Come al solito manca una buona dose di sana e umana compassione. L’unica cosa che potrebbe salvarci.

L’unica qualità che invece sembra mancare , insieme a un po’ di razionalità e tanta, tanta cultura.

L’ignoranza e la disuguaglianza regnano sovrane.

Insomma: siamo in pericolo, e non solo per via della pandemia in corso.

Io ho perso tutti i miei lavori.

Ma almeno non vivo in Francia, dove in questo periodo è pesantemente tornato l’incubo terrorismo e non si è più sicuri nemmeno in una chiesa.

Difficile rimanere positivi.

Ammetto di aver quasi ceduto alla voglia di chiudermi tutto il giorno in casa ad abbuffarmi davanti a intere stagioni di serie tv americane.

Invece, per fortuna, in Puglia hanno chiuso tutte le scuole, mi spiace tantissimo per la mia primogenita, che soffre di questa nuova privazione, ma oggi la sua presenza per me è una salvezza. Non posso lasciarmi andare davanti a lei, sono dunque costretta a reagire, glielo devo.

Allora reagisco, si, reagisco, perché sono una creativa, una madre e una docente, e la prima regola per insegnare qualcosa è dare il buon esempio. Devo restare attiva!

Lo devo alle mie figlie, lo devo a me e lo devo a tutte le persone che credono in me e studiano con me.

Per cui, se non possiamo danzare in sala, danzeremo all’aperto, super distanziat*, nella natura.

Intanto, visto che sono libera, aiuto un amico a sgomberare casa dei suoi.
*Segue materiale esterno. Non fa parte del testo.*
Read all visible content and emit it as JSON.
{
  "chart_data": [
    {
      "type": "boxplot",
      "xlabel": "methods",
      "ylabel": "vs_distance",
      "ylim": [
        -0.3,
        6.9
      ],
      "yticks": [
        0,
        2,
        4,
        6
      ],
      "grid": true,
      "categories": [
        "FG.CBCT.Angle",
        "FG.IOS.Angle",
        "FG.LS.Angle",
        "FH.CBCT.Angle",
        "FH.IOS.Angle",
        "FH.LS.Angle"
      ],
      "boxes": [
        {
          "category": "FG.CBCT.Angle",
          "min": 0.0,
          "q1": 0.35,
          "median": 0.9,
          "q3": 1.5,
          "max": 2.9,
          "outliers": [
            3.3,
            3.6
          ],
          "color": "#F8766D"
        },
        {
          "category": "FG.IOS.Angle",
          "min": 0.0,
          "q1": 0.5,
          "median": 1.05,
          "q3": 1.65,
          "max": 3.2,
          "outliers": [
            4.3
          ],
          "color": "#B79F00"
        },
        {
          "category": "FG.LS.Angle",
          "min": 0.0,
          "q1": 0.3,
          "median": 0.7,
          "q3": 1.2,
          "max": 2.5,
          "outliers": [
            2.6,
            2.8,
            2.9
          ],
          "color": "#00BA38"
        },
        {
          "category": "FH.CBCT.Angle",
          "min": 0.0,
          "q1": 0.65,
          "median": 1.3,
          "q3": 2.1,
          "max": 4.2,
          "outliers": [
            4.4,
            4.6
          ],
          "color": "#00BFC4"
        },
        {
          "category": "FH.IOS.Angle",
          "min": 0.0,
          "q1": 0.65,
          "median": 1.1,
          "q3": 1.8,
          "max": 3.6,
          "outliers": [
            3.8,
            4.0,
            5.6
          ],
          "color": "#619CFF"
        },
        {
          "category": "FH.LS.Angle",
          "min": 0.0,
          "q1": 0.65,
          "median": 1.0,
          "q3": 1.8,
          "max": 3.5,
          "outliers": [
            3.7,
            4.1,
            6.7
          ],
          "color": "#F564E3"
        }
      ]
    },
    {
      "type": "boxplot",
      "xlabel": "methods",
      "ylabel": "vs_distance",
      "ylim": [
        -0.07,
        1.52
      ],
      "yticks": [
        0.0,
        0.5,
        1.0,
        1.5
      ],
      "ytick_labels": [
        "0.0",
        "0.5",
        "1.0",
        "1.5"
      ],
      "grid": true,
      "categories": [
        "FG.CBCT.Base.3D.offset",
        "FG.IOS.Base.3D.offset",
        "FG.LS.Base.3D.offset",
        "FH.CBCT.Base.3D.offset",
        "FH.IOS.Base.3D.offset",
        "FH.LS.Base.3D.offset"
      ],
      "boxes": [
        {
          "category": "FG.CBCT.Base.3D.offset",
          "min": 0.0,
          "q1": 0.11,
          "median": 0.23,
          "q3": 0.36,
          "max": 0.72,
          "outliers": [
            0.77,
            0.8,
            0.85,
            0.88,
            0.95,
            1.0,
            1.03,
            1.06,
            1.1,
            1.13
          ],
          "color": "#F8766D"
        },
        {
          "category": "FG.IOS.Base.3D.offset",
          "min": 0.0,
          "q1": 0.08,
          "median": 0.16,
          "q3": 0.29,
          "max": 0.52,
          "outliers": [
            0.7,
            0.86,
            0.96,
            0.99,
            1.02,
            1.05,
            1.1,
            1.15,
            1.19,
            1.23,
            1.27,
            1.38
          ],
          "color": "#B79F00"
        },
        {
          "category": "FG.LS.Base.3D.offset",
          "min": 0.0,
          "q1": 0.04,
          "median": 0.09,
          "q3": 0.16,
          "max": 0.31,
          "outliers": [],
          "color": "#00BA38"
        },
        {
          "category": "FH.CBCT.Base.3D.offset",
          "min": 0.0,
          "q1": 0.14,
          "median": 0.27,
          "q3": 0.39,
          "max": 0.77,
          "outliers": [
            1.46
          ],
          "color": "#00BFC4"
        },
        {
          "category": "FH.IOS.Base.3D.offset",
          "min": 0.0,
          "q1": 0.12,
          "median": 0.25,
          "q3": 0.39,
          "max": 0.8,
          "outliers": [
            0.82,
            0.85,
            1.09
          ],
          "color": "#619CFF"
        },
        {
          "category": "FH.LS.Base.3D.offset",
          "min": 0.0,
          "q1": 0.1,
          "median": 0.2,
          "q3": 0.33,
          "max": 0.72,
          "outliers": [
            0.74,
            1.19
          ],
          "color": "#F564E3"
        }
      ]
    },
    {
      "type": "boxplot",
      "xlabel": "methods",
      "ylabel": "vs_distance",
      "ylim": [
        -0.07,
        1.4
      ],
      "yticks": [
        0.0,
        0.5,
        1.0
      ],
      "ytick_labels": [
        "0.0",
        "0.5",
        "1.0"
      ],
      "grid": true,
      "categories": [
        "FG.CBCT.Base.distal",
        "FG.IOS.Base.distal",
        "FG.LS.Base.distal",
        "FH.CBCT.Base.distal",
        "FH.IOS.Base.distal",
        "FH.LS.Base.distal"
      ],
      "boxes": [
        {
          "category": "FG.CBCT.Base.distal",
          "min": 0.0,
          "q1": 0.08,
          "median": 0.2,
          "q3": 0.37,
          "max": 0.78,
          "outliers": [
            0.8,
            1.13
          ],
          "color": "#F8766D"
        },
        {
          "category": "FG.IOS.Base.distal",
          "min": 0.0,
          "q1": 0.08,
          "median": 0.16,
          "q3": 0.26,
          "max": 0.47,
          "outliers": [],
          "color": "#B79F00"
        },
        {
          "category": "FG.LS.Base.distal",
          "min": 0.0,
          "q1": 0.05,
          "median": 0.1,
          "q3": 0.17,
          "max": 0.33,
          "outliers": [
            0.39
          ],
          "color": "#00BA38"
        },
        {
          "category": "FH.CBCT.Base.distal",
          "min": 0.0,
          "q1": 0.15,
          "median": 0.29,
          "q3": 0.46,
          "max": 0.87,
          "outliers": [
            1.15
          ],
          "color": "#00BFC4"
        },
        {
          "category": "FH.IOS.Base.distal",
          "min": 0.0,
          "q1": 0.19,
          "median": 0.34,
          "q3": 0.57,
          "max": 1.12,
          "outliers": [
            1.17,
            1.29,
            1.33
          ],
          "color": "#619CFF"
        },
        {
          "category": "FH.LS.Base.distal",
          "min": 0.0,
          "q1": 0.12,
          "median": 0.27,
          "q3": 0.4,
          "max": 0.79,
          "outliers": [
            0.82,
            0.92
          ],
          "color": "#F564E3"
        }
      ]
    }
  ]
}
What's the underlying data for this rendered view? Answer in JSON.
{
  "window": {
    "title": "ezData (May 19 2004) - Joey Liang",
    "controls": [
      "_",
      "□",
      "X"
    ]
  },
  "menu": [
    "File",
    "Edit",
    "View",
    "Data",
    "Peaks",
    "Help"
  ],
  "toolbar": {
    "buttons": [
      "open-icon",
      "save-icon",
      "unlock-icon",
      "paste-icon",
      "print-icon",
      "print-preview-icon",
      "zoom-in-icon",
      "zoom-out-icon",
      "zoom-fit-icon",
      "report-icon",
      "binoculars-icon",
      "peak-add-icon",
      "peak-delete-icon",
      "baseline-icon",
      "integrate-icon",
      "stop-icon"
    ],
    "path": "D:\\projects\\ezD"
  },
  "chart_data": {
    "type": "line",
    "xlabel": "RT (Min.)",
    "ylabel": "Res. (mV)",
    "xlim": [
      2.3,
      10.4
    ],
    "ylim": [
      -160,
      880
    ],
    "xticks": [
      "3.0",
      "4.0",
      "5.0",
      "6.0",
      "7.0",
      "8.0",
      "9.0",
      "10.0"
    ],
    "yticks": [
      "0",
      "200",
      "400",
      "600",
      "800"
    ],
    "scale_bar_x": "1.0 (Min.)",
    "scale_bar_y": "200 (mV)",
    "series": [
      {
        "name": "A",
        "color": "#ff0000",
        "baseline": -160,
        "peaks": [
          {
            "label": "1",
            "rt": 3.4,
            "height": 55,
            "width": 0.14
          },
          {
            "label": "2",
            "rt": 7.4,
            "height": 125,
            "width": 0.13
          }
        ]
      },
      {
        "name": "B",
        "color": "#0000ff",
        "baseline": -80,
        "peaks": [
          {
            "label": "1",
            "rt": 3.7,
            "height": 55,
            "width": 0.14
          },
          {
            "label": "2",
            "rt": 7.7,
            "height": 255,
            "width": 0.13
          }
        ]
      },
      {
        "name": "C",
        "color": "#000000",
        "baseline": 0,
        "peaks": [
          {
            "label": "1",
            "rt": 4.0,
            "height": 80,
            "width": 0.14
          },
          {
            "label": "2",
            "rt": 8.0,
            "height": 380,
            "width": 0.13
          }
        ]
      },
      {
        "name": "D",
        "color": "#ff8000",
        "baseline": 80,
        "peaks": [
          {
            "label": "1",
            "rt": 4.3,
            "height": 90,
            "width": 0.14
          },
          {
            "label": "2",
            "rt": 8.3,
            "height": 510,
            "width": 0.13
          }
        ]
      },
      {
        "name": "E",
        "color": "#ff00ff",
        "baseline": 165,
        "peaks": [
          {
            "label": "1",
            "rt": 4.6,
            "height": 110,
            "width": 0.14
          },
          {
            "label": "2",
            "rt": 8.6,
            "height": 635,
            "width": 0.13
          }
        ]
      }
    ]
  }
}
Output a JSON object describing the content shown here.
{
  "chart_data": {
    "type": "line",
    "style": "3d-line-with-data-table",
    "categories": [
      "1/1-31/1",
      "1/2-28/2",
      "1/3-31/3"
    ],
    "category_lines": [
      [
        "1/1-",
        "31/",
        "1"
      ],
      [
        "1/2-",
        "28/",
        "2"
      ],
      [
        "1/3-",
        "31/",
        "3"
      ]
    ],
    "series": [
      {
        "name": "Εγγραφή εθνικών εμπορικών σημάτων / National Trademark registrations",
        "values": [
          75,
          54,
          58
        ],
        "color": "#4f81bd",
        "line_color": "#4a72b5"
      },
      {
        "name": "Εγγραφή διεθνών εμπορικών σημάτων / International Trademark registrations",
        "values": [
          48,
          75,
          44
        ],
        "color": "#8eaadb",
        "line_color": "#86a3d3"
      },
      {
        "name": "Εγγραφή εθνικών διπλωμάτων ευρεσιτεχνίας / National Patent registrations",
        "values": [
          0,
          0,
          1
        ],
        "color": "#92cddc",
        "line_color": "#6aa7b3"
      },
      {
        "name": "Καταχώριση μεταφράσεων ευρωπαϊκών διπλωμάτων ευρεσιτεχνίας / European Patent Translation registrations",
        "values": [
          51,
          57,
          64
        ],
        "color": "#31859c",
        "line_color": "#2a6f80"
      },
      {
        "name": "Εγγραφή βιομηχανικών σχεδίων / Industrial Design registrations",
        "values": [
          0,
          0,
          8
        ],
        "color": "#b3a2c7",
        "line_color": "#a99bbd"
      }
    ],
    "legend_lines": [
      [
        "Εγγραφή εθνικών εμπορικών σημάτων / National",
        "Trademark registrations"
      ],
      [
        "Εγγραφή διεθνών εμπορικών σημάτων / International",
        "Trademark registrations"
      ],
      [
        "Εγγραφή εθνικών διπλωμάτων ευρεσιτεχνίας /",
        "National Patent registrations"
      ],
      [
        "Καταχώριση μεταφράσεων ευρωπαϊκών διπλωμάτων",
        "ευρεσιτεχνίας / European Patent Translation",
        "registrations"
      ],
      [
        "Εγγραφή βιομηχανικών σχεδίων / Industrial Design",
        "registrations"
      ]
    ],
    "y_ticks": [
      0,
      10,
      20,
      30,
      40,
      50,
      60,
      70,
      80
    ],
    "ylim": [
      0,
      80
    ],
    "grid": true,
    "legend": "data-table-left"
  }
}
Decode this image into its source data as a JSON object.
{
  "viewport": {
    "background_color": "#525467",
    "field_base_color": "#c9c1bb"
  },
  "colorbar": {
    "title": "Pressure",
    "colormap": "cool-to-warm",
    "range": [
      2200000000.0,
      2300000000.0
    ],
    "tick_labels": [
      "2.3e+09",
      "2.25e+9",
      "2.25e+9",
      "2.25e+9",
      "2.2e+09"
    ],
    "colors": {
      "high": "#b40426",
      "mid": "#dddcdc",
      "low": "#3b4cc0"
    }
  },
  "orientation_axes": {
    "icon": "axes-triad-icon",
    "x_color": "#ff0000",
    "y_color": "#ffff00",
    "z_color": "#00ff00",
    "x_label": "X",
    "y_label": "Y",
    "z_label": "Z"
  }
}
Pulire, svuotare armadi, selezionare cose da buttare, da tenere, da poter vendere o da donare…a queste ultime ci ho pensato io, facendo qualche carico di bustoni pieni di coperte, piumoni e vestiti vari e portandoli alla Caritas.

Ieri, al mio arrivo, ho incrociato dei beneficiari intenti a selezionare qualcosa da prendere.

Uno di questi, magro, con dei piccoli occhiali rotondi e un grande sorriso sgangherato, mi ha rivolto la parola: Hai per caso maglioni grandi da uomo li dentro?

Si, tantissimi!’

Ha rovistato nel bustone come un bambino rovista nel sacco di juta dei regali di Babbo Natale. Ho notato che aveva selezionato anche alcune delle coperte che avevo portato il giorno prima.

Ubaldo, questo il suo nome, si spogliava e si provava le cose li, davanti all’entrata della Caritas, e continuava a sorridere felice. Quando l’ho salutato aveva indosso un bel maglione di lana di nonno Valerio.

Appena sono tornata a casa ho aperto gli armadi e ho iniziato a selezionare più cose possibili tra gli indumenti delle bambine, i miei e quelli dei miei genitori (tenuti per anni come reliquie).

Non vedo l’ora di tornare li e rendere felice qualcuno. Qualcuno di vivo. Qualcuno di sorridente.

Qualcuno che mi insegna quanto tutto sia relativo e quanto ogni giorno senza sorridere sia un giorno perso.

E’ una questione di prospettive: non mi concentrerò su ciò che non ho, mi concentrerò su ciò che ho di troppo.

Che a quanto pare buttare, donare e svuotare casa è un attività molto salutare.

E poi continuerò a danzare, non online, in presenza del vento, dei suoni e degli odori della natura e di corpi vivi, distanziati, ma tridimensionali.

Perché, come dice Pina, se non danziamo saremo perduti!